As my eyes adjust, I realize I’m not alone. Arien is on the lawn beside the tree. He’s carved a sigil into the ground—a dark, muddy track that cuts between purple blossoms and dandelion leaves. At the center of the circle is a line of jars, each full of ink-dark water.
I draw up, startled by the sight of him. He’s on his knees, hands grasped tight around the centermost jar. Shadows spill through his hands. From inside the glass, the water starts to churn. I hear the splash splash splash of it against the jar. It sounds like the water that dripped over my bedroom walls.
The Lord Under came to me. He called to me.
I watch as Arien tries desperately to wrestle control of his magic. His cheeks are reddened, his skin damp with sweat. Piece by piece, the mass of shadows begins to shift and change. It becomes smoother. No longer a cloud of dark, but neat strands of shadows. But then it all unfurls. The shadows dissipate into a cloud of opaque charcoal that wisps the air.
He slumps back and hits the ground hard, with a cry. “Damn it!”
Then he looks up and sees me. His teeth bite into his lip. I walk carefully around the sigil and sit down beside him. He rubs his wrist roughly across his face, leaves a streak of mud. He looks worn down, like a candle left alight too long, about to become nothing but a smear of smoke.
“Arien, my love. You don’t have to do this.”
“I do.”
“If you’re not ready…” I trail off, looking down at the grass, the sigil, the Corruption-filled jars. The ritual is only two weeks away. The ground is poisoned, and the poison wants to devour Rowan piece by piece.
Rowan, who dreams of his dead brother. Rowan, who slept beside me in the parlor. Rowan, who gave me a trunk full of dresses and a faerie book. Who looked at me with such tender fear when he told me he is slowly losing himself to that hungry darkness.
I don’t want Rowan to carve himself apart, to be devoured slowly. But Arien is his only hope of mending the Corruption. And he’s going to push himself to the point of breaking.
Arien huffs out a despairing sigh. “Clover and Rowan went to the village. The tithe goods have come from Greymere. And I thought, while they were gone, I’d practice. I thought I could get it right—that I could surprise them—and—” He wrenches angrily at his sleeve. “If you’re not going to help me, Leta, then just go away.”
“Let me help you, then.”
Arien stares at me, surprised. “You’re not going to argue more?”
“Oh, I want to argue plenty. I’m saving it up for later.”
“Can you just sit next to me?” He reaches out to adjust one of the jars. “I’m used to casting the spell with Clover. So it might help if you’re there.”
I step carefully over the edge of the sigil and kneel on the ground. Arien settles beside me. He takes a breath. Closes his eyes. Shadows fill the air, cold and smooth and slithery. I shift closer, so that we’re pressed together, side by side.
For the barest moment, he controls the magic. The strands of darkness move, stitch by stitch, into a mesh-fine web wrapped around the jar. Arien’s shoulders tense. His eyes scrunch closed. A vein throbs in his temple. His breath catches.
Then the shadows slip loose and cascade out into a thick, dark cloud. It unfurls around us in a rush. The cold is instant, chilling my skin. My lungs burn, and my mouth tastes of ash. The light blots out.
Arien sighs, dejected. “It’s no good. I just can’t do it.”
I put my hand against the ground, remembering last night, how the heat sparked in me and made the ground change. The earth beneath my palm is quiet. There’s no song or warmth under my skin. But doubt prickles me. When I held Rowan and tried to pull him back from the Corruption, something happened.
Slowly, I pick up the jar. “Arien, try the spell again.”
Our hands, together, wrap around the glass. The shadows gather. I think of the cottage, our room at night, the village on tithe day. All the times I’ve tried—and failed—to keep him safe. How I’ve felt since we came here, so frustrated and powerless.
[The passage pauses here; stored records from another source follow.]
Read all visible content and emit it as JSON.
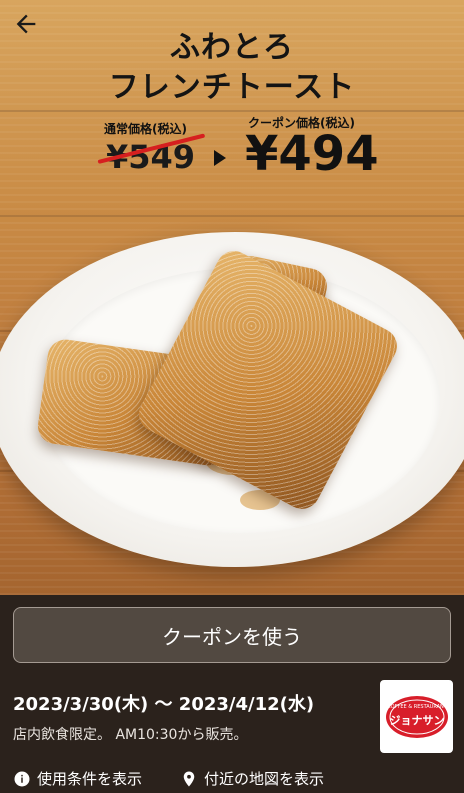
{
  "header": {
    "title_line1": "ふわとろ",
    "title_line2": "フレンチトースト"
  },
  "pricing": {
    "regular_label": "通常価格(税込)",
    "regular_price": "¥549",
    "coupon_label": "クーポン価格(税込)",
    "coupon_price": "¥494"
  },
  "action": {
    "use_coupon_label": "クーポンを使う"
  },
  "details": {
    "date_range": "2023/3/30(木) 〜 2023/4/12(水)",
    "note": "店内飲食限定。 AM10:30から販売。"
  },
  "links": {
    "terms_label": "使用条件を表示",
    "map_label": "付近の地図を表示"
  },
  "logo": {
    "small_text": "COFFEE & RESTAURANT",
    "brand_text": "ジョナサン"
  },
  "colors": {
    "accent_strike": "#d61f1f",
    "panel_bg": "#2b221c",
    "button_bg": "#524941",
    "logo_red": "#d81e2a"
  },
  "icons": {
    "back": "arrow-left",
    "info": "info-circle",
    "map": "map-pin"
  }
}
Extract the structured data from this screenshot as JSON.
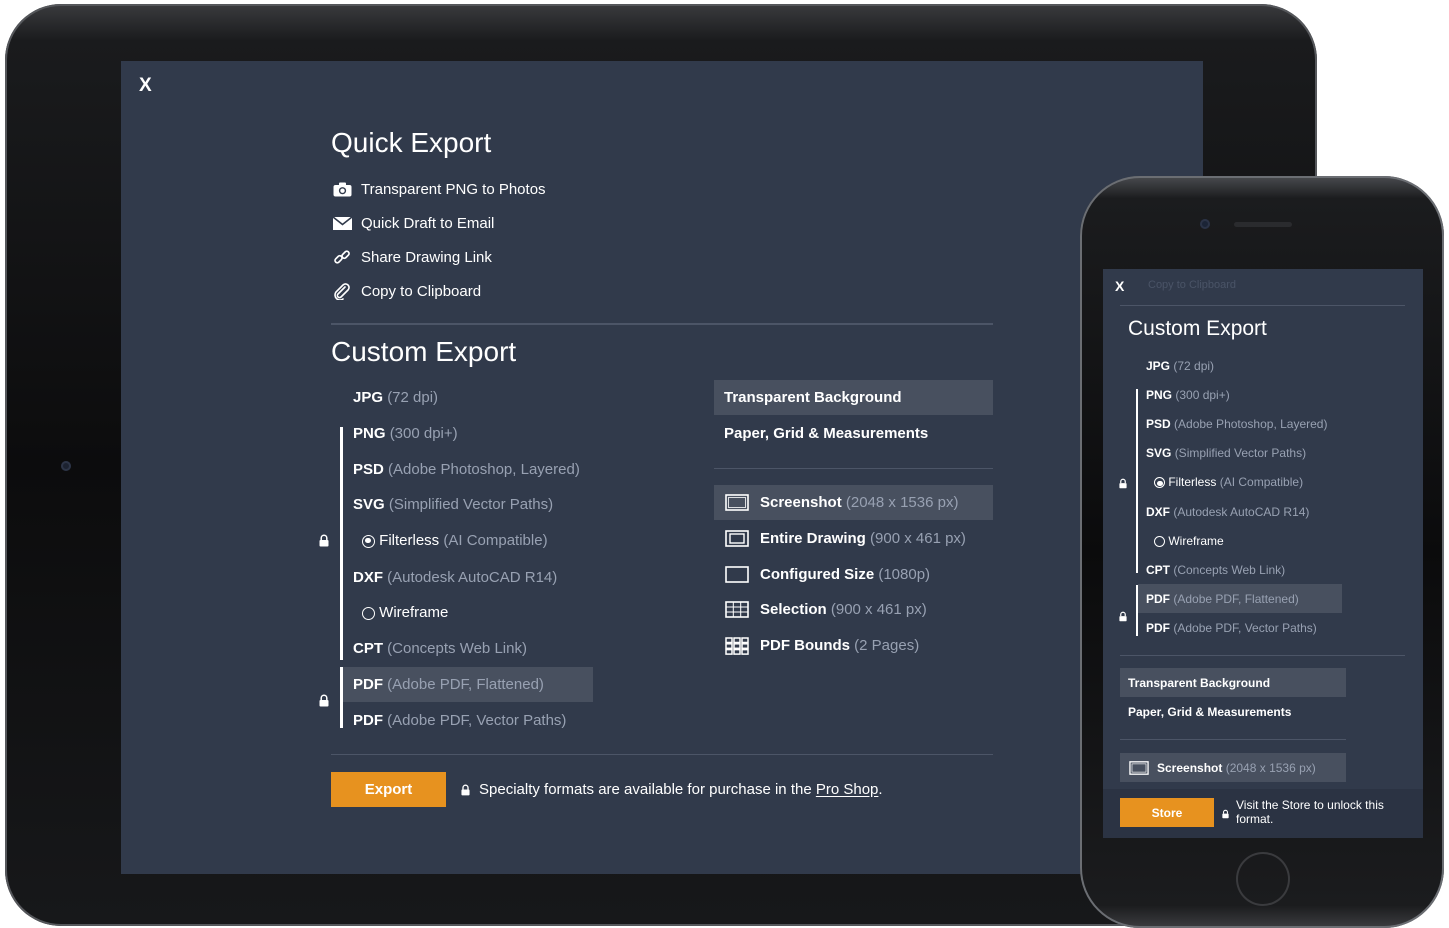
{
  "ipad": {
    "close_label": "X",
    "quick_export": {
      "title": "Quick Export",
      "items": [
        {
          "icon": "camera-icon",
          "label": "Transparent PNG to Photos"
        },
        {
          "icon": "envelope-icon",
          "label": "Quick Draft to Email"
        },
        {
          "icon": "link-icon",
          "label": "Share Drawing Link"
        },
        {
          "icon": "paperclip-icon",
          "label": "Copy to Clipboard"
        }
      ]
    },
    "custom_export": {
      "title": "Custom Export",
      "formats": [
        {
          "name": "JPG",
          "detail": "(72 dpi)"
        },
        {
          "name": "PNG",
          "detail": "(300 dpi+)"
        },
        {
          "name": "PSD",
          "detail": "(Adobe Photoshop, Layered)"
        },
        {
          "name": "SVG",
          "detail": "(Simplified Vector Paths)"
        },
        {
          "name": "Filterless",
          "detail": "(AI Compatible)"
        },
        {
          "name": "DXF",
          "detail": "(Autodesk AutoCAD R14)"
        },
        {
          "name": "Wireframe",
          "detail": ""
        },
        {
          "name": "CPT",
          "detail": "(Concepts Web Link)"
        },
        {
          "name": "PDF",
          "detail": "(Adobe PDF, Flattened)"
        },
        {
          "name": "PDF",
          "detail": "(Adobe PDF, Vector Paths)"
        }
      ],
      "background_options": [
        "Transparent Background",
        "Paper, Grid & Measurements"
      ],
      "size_options": [
        {
          "icon": "screenshot-icon",
          "name": "Screenshot",
          "detail": "(2048 x 1536 px)"
        },
        {
          "icon": "entire-drawing-icon",
          "name": "Entire Drawing",
          "detail": "(900 x 461 px)"
        },
        {
          "icon": "configured-size-icon",
          "name": "Configured Size",
          "detail": "(1080p)"
        },
        {
          "icon": "selection-grid-icon",
          "name": "Selection",
          "detail": "(900 x 461 px)"
        },
        {
          "icon": "pdf-bounds-icon",
          "name": "PDF Bounds",
          "detail": "(2 Pages)"
        }
      ]
    },
    "export_button": "Export",
    "note": {
      "text": "Specialty formats are available for purchase in the",
      "link": "Pro Shop",
      "end": "."
    }
  },
  "iphone": {
    "close_label": "X",
    "faded_label": "Copy to Clipboard",
    "title": "Custom Export",
    "formats": [
      {
        "name": "JPG",
        "detail": "(72 dpi)"
      },
      {
        "name": "PNG",
        "detail": "(300 dpi+)"
      },
      {
        "name": "PSD",
        "detail": "(Adobe Photoshop, Layered)"
      },
      {
        "name": "SVG",
        "detail": "(Simplified Vector Paths)"
      },
      {
        "name": "Filterless",
        "detail": "(AI Compatible)"
      },
      {
        "name": "DXF",
        "detail": "(Autodesk AutoCAD R14)"
      },
      {
        "name": "Wireframe",
        "detail": ""
      },
      {
        "name": "CPT",
        "detail": "(Concepts Web Link)"
      },
      {
        "name": "PDF",
        "detail": "(Adobe PDF, Flattened)"
      },
      {
        "name": "PDF",
        "detail": "(Adobe PDF, Vector Paths)"
      }
    ],
    "background_options": [
      "Transparent Background",
      "Paper, Grid & Measurements"
    ],
    "screenshot_option": {
      "name": "Screenshot",
      "detail": "(2048 x 1536 px)"
    },
    "store_button": "Store",
    "note": "Visit the Store to unlock this format."
  },
  "colors": {
    "screen_bg": "#313a4b",
    "highlight": "#48505f",
    "accent": "#e7921f",
    "muted_text": "#98a1b2"
  }
}
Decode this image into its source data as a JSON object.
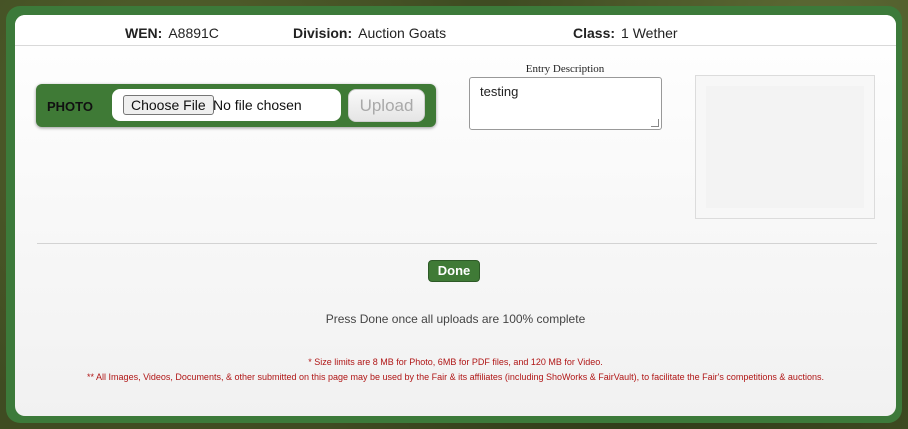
{
  "info": {
    "wen_label": "WEN:",
    "wen_value": "A8891C",
    "division_label": "Division:",
    "division_value": "Auction Goats",
    "class_label": "Class:",
    "class_value": "1 Wether"
  },
  "photo": {
    "label": "PHOTO",
    "choose_button": "Choose File",
    "file_status": "No file chosen",
    "upload_button": "Upload"
  },
  "description": {
    "label": "Entry Description",
    "value": "testing"
  },
  "actions": {
    "done_button": "Done",
    "note": "Press Done once all uploads are 100% complete"
  },
  "fine_print": {
    "size_limits": "* Size limits are 8 MB for Photo, 6MB for PDF files, and 120 MB for Video.",
    "usage": "** All Images, Videos, Documents, & other submitted on this page may be used by the Fair & its affiliates (including ShoWorks & FairVault), to facilitate the Fair's competitions & auctions."
  },
  "colors": {
    "accent_green": "#3f7a36",
    "warning_red": "#b01616"
  }
}
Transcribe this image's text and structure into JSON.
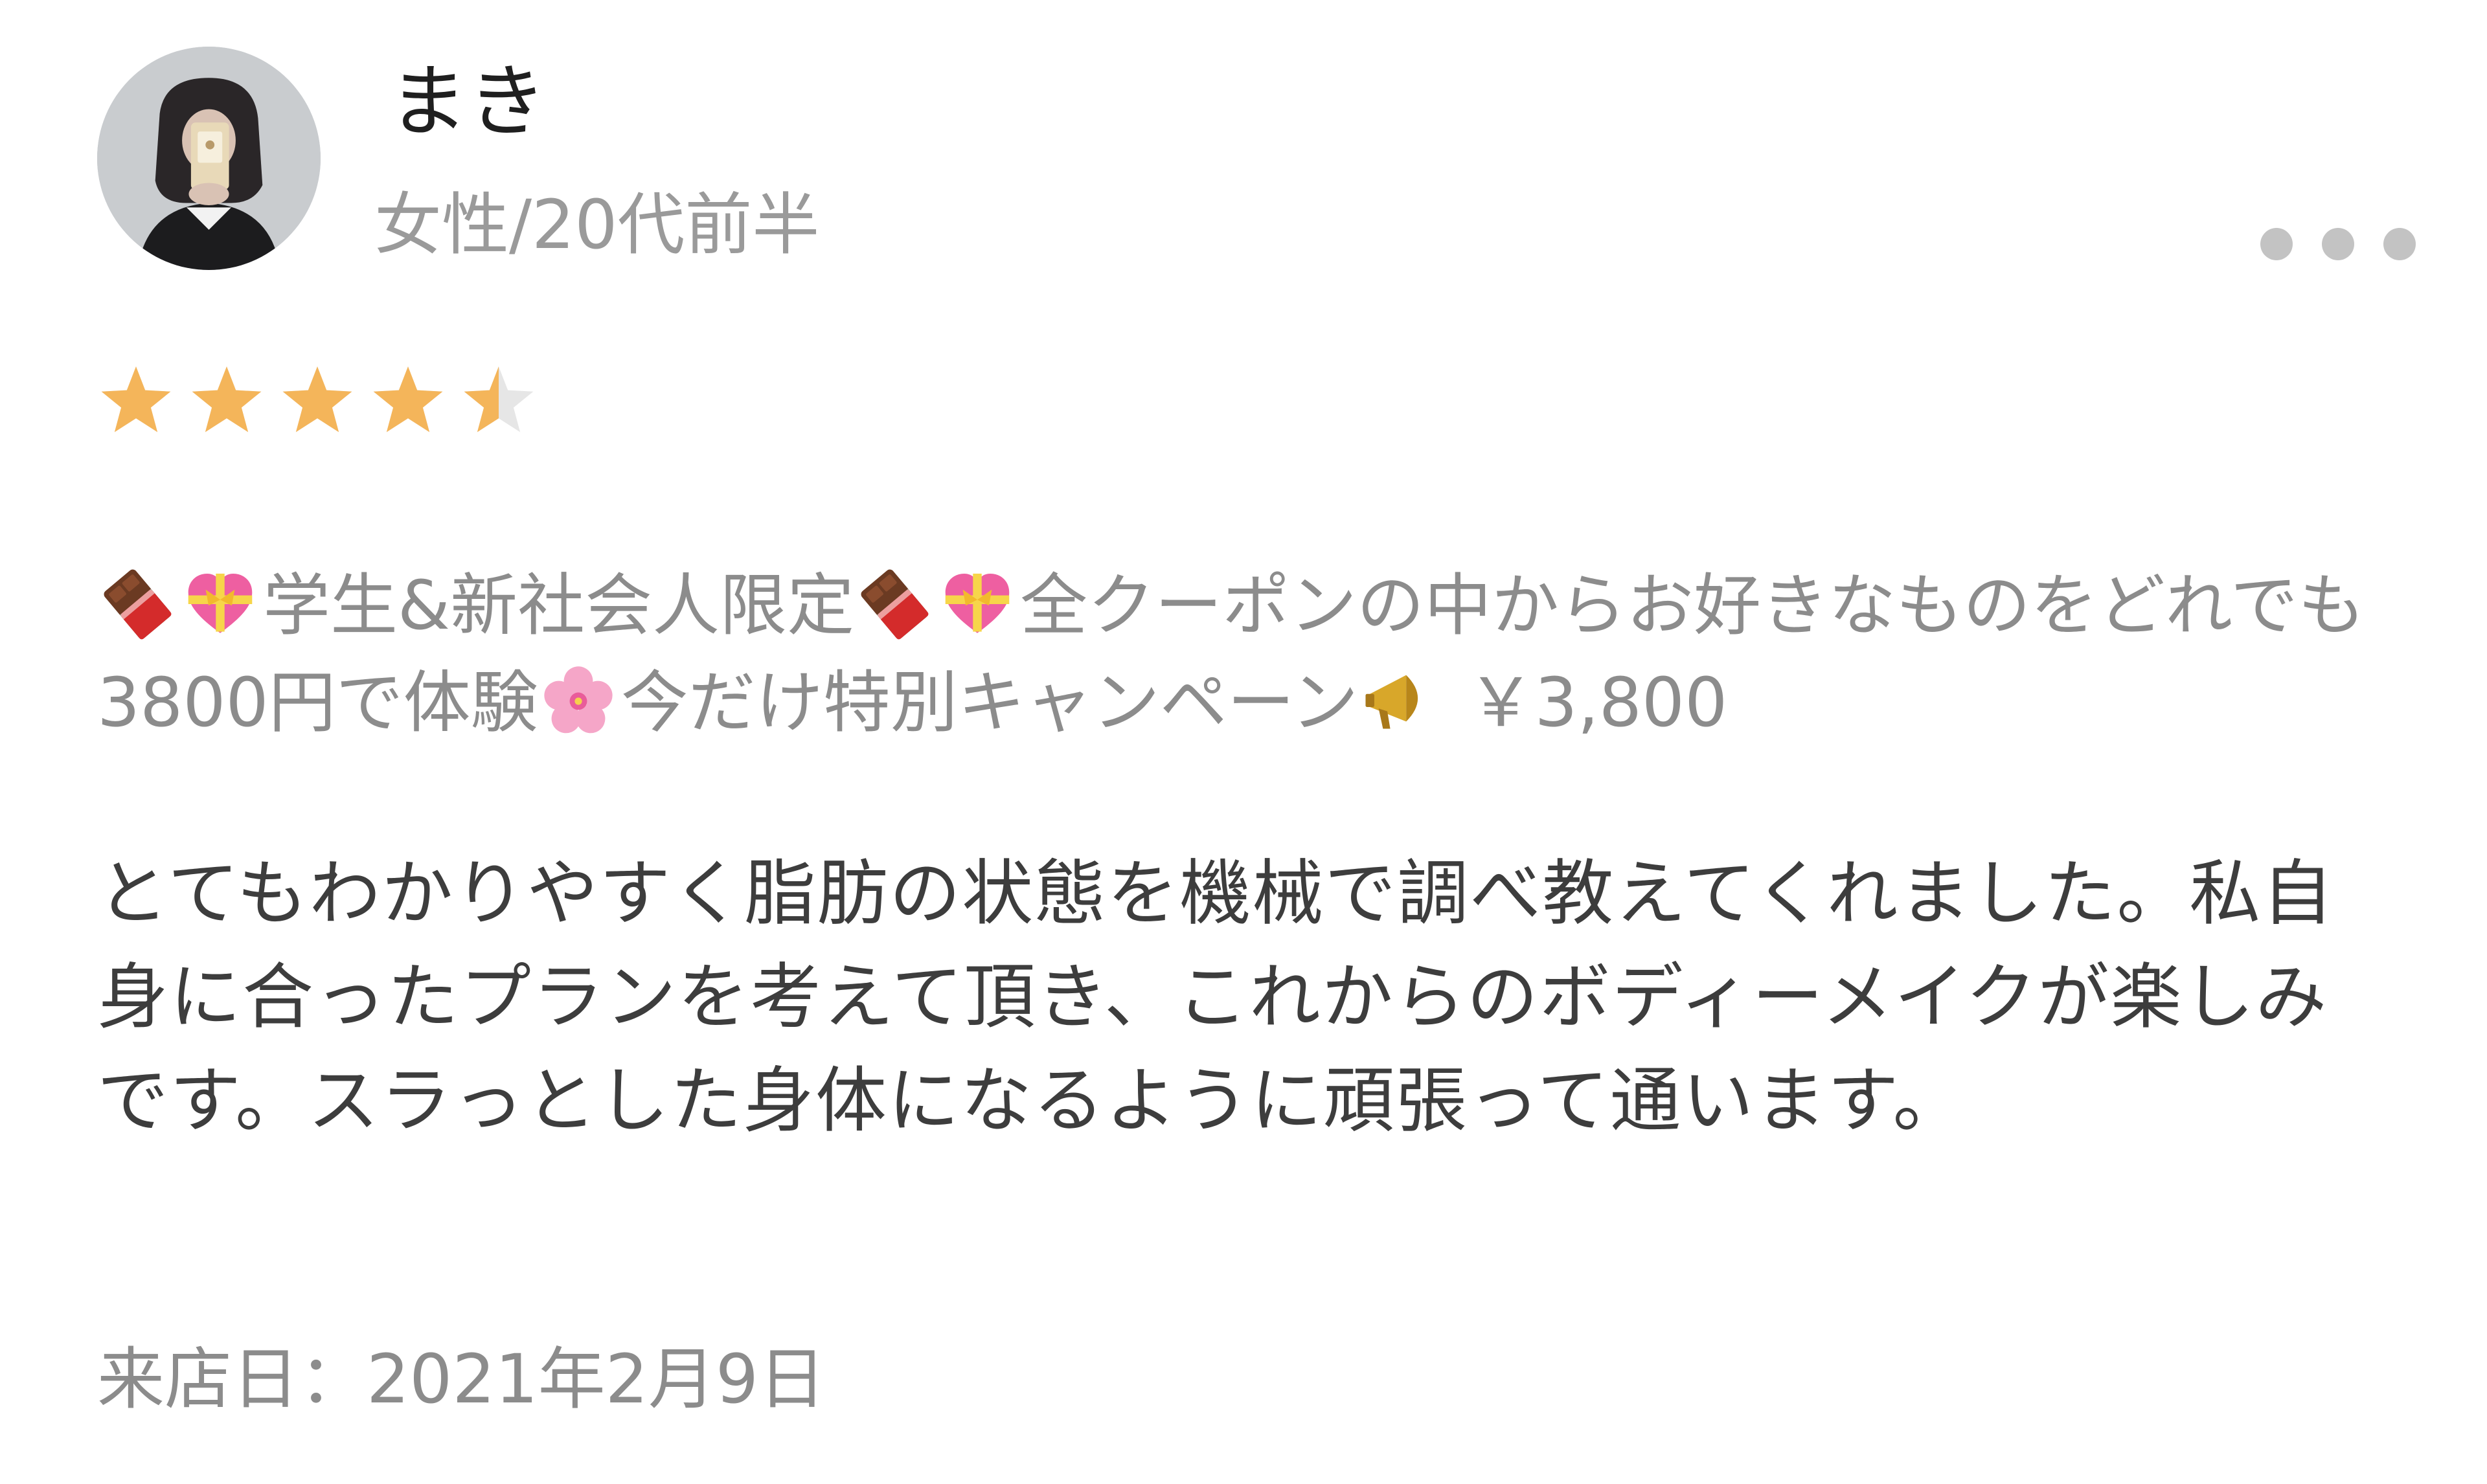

I reach desperately for whatever I felt in the darkness beside the lake. There’s nothing and nothing, but then—a flicker of heat. It’s small and swift and I can hardly see it, hardly understand. Then the light or power or whatever this is washes through me—from me—into Arien.
The shadows knit together. The strands wrap around the jars; neat, fine, controlled. The afternoon sunlight streams back in, the sudden brightness overwhelming. Arien looks at me, wide eyed with shock.